We’re really hoping to get better at the guesstimating and coasting while we travel.
And did I mention that physical activity also has a serious effect on blood sugar levels? Activity speeds up our metabolic pathways and makes blood glucose drop. For example, swimming makes her levels drop like a stone. Walking makes it drop slow and steadily. When travelling, we will always need to keep in mind what we’re planning to do after eating, in order to ensure she gets a correct insulin dose.

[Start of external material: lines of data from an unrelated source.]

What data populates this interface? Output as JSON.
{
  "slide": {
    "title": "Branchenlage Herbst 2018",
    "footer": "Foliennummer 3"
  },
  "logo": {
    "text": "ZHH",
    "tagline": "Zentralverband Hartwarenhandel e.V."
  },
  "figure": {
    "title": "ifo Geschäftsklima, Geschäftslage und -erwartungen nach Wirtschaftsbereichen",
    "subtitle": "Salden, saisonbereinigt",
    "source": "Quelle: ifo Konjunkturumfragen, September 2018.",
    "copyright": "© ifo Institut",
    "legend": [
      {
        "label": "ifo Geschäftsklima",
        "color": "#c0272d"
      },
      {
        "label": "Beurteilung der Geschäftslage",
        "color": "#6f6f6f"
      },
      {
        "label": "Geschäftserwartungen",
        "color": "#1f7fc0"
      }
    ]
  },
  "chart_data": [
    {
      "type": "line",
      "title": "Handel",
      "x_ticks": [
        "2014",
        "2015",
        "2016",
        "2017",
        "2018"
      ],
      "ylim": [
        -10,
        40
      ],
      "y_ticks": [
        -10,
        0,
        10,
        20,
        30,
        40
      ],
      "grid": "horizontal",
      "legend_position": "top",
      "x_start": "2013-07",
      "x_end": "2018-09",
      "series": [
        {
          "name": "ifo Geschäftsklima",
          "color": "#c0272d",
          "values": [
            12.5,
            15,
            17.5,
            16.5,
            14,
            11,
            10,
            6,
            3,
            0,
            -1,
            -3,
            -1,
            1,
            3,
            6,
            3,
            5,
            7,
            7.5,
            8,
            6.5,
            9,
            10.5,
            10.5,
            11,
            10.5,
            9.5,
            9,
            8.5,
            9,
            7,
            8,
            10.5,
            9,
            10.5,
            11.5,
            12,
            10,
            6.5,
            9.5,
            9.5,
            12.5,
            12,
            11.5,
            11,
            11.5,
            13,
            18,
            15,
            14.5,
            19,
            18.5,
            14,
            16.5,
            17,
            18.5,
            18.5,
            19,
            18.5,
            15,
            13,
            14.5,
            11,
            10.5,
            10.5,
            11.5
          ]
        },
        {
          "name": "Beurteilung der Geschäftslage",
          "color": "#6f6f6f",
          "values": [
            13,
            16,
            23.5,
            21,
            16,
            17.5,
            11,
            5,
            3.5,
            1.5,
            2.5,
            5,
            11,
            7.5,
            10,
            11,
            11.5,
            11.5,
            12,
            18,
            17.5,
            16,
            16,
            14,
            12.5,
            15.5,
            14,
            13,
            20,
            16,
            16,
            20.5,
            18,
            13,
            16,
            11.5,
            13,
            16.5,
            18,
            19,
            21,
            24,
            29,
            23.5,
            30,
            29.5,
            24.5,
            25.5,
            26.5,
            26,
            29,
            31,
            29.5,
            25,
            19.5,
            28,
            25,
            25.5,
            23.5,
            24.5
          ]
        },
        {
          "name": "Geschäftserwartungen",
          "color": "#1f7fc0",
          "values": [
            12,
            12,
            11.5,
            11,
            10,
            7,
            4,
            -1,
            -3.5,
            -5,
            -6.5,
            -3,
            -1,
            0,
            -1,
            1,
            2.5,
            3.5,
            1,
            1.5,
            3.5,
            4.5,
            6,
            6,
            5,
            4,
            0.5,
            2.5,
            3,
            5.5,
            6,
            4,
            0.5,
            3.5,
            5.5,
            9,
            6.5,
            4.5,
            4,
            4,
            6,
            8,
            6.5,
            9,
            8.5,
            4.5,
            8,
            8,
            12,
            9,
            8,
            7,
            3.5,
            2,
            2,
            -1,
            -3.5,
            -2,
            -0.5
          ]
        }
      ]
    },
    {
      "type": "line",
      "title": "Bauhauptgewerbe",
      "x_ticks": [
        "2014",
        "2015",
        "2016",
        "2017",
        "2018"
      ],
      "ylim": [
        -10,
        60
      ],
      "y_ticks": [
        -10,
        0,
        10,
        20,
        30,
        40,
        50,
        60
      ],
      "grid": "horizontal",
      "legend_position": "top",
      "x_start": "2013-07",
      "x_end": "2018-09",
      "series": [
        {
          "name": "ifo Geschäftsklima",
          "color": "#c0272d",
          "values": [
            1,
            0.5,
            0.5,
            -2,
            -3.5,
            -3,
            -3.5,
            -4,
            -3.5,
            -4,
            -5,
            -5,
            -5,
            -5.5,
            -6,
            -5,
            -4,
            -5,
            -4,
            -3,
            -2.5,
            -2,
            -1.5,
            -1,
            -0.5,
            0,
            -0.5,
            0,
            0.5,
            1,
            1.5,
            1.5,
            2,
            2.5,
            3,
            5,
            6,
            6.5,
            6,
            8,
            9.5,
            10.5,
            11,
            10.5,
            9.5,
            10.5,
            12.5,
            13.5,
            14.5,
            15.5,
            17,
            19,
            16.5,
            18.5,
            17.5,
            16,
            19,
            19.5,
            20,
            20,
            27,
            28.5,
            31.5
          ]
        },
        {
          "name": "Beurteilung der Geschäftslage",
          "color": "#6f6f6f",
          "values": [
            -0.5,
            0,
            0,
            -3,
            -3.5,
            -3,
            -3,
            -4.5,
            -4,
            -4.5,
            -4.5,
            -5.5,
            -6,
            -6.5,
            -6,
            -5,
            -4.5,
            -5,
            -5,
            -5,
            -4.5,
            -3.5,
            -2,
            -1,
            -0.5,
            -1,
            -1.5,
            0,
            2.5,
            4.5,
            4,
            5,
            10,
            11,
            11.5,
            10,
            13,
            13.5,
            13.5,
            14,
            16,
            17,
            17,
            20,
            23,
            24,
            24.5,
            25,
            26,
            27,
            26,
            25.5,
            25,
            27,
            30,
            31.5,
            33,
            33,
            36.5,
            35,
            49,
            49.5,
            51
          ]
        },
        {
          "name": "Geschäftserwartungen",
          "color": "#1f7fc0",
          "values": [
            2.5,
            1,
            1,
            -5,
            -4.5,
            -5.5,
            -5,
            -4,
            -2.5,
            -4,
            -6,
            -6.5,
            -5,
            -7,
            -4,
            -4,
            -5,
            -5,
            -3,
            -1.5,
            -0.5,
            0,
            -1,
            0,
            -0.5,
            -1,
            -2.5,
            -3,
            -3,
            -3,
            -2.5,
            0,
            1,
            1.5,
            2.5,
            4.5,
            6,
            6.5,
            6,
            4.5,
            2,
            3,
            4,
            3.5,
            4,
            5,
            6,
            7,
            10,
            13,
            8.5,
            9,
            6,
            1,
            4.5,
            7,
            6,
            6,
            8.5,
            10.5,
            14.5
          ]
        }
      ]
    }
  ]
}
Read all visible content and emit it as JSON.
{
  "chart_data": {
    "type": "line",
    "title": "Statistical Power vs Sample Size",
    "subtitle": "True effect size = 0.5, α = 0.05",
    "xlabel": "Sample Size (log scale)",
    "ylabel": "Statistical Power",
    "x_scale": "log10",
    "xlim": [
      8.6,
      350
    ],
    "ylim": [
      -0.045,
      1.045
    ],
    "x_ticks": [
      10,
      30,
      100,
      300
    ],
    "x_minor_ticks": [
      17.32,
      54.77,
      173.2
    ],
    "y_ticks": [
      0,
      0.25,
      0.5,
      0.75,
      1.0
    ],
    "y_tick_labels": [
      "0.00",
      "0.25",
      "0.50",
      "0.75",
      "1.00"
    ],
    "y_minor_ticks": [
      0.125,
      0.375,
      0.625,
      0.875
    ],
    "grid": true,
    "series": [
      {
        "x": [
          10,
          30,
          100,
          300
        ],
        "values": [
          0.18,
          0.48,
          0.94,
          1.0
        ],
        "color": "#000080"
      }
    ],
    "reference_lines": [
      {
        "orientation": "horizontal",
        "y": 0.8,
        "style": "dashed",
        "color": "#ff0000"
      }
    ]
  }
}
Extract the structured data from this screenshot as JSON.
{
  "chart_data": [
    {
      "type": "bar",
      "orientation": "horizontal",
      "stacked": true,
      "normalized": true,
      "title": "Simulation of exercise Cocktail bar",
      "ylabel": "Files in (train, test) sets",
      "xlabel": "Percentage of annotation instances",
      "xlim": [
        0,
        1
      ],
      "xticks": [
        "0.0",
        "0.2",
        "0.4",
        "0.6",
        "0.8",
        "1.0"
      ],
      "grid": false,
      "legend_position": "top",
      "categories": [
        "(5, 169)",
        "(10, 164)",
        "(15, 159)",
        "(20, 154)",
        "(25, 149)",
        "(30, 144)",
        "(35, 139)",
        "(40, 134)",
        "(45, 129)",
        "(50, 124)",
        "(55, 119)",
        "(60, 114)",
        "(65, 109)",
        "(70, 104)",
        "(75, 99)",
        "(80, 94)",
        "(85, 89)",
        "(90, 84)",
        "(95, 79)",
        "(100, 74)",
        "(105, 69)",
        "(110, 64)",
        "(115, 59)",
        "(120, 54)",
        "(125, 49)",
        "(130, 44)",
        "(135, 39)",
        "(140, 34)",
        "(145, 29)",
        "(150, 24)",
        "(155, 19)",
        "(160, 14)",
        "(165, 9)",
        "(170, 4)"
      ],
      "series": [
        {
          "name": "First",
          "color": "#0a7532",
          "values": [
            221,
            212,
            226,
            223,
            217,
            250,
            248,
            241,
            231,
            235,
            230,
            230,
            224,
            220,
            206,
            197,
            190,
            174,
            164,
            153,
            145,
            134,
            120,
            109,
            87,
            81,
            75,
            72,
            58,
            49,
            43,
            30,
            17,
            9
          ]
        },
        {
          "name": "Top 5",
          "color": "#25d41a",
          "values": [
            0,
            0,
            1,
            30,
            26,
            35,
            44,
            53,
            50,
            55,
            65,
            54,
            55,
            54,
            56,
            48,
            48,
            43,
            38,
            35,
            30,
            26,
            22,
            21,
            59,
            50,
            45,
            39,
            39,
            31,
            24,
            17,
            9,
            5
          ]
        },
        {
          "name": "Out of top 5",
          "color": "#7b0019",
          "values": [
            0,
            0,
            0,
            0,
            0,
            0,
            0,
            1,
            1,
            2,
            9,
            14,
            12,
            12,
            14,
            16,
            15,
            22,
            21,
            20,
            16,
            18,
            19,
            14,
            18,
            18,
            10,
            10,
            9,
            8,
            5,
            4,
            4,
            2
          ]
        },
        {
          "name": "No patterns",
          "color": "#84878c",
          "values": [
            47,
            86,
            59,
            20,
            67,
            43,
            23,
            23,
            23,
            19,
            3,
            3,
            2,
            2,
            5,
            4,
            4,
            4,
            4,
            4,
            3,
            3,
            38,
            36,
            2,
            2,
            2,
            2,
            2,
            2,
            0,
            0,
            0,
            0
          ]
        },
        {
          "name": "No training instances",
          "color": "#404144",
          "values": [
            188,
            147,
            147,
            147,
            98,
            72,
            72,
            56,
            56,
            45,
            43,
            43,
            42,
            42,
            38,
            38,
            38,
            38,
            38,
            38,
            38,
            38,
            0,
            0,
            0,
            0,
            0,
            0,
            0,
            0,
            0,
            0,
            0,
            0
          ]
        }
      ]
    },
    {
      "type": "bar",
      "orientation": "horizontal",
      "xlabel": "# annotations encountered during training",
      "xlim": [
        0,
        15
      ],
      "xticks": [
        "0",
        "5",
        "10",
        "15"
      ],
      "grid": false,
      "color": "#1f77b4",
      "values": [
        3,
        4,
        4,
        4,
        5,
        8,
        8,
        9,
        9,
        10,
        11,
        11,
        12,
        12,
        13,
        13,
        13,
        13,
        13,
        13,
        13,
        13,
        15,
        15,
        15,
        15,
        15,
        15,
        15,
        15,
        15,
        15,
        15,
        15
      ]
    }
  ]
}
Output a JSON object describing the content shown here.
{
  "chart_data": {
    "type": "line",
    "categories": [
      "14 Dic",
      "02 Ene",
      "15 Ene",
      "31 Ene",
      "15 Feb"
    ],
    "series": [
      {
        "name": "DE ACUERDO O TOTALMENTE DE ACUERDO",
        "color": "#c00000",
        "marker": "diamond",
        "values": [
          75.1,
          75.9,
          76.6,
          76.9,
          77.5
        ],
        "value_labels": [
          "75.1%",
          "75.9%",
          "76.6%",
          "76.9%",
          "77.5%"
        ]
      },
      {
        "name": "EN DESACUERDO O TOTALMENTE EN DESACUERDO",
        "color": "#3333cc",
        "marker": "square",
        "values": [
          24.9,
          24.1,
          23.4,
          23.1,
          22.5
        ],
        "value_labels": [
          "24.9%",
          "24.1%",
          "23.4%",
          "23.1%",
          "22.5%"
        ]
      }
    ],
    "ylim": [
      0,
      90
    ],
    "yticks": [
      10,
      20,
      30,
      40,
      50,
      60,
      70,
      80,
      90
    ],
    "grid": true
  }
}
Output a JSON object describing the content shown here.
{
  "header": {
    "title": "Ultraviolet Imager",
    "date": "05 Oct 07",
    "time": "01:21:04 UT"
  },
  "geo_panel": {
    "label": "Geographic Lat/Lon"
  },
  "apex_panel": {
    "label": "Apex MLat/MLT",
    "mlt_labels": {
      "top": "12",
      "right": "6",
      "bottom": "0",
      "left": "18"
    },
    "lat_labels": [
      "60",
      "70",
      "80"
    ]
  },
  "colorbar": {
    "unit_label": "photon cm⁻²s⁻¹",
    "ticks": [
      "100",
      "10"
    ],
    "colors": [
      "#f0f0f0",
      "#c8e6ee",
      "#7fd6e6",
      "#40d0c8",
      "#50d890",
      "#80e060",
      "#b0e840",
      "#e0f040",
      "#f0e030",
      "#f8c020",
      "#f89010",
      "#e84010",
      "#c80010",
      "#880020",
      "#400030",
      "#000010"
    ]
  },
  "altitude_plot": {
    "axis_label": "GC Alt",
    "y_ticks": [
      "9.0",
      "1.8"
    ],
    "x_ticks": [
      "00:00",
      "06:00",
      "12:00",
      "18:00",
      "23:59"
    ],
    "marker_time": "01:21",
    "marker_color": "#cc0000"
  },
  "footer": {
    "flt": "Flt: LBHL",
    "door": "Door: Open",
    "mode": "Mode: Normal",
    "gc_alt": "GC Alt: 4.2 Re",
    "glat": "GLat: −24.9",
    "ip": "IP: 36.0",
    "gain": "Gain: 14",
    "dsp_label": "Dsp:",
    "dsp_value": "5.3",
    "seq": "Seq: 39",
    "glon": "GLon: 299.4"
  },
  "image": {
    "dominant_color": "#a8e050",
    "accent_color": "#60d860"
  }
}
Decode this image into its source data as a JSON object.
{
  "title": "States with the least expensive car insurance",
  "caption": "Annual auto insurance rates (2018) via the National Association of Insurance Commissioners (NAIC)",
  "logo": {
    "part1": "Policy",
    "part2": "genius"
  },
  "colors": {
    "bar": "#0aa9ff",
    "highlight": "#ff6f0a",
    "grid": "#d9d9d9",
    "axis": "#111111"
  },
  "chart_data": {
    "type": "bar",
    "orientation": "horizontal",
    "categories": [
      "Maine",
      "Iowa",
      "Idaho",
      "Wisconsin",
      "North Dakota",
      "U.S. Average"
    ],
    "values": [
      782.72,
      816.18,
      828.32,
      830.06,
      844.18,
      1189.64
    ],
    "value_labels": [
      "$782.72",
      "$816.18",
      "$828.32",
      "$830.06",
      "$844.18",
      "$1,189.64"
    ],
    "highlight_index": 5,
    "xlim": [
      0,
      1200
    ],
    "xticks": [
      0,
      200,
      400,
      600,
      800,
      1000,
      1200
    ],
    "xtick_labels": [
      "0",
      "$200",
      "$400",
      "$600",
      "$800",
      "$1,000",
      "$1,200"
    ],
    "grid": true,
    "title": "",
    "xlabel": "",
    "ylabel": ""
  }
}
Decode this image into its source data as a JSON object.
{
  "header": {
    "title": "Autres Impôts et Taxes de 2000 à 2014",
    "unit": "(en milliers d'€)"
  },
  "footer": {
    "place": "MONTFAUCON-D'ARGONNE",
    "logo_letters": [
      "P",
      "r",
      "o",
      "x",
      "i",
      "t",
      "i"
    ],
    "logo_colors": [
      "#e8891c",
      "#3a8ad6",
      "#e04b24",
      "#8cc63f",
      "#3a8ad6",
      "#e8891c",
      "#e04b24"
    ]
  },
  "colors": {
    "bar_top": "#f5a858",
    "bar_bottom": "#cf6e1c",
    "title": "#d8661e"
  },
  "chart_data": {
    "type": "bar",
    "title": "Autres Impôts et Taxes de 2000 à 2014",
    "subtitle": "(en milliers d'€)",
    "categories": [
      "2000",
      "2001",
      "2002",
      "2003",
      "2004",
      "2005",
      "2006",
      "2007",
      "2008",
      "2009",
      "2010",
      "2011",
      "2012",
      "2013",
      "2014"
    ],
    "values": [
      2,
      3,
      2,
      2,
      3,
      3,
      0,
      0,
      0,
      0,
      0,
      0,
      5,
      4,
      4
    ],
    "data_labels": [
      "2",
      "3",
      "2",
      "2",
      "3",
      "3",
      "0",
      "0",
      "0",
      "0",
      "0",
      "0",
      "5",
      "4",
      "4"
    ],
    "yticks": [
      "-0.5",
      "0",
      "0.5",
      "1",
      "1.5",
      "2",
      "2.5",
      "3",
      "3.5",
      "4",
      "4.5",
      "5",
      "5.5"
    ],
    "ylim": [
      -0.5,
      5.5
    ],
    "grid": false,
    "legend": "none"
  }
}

You may think all of this sounds like a lot, but I assure you, it’s only drop in the water. We’ve had days (weeks!) of diabetes education by nurses and doctors and as well we’ve been living with this for almost a year and we still feel like we don’t know enough. I’m only trying to give you a very, very, basic idea of what living with T1D entails. As I write this blog, I hope to teach the uninitiated as well as help other T1D parents out there living with it – maybe pondering a trip abroad with their kiddos and overwhelmed with the idea.
Diabetes can definitely be overwhelming at times. It may be hard to live with. It may be scary to think of going outside our comfort zone by moving to the other side of the world and travelling a lot…. But if living with chronic disease teaches us anything it’s that life is meant to be lived! Stop waiting for tomorrow, start appreciating your todays.
We may go crazy at times, but we’ve been given this amazing opportunity, and we plan to make full use of it! Our daughter may have type 1 diabetes, but she’s also going to have a broad view of this world. She’s going to have friends in every corner of the globe.
She’s going to know that diabetes will never hold her back.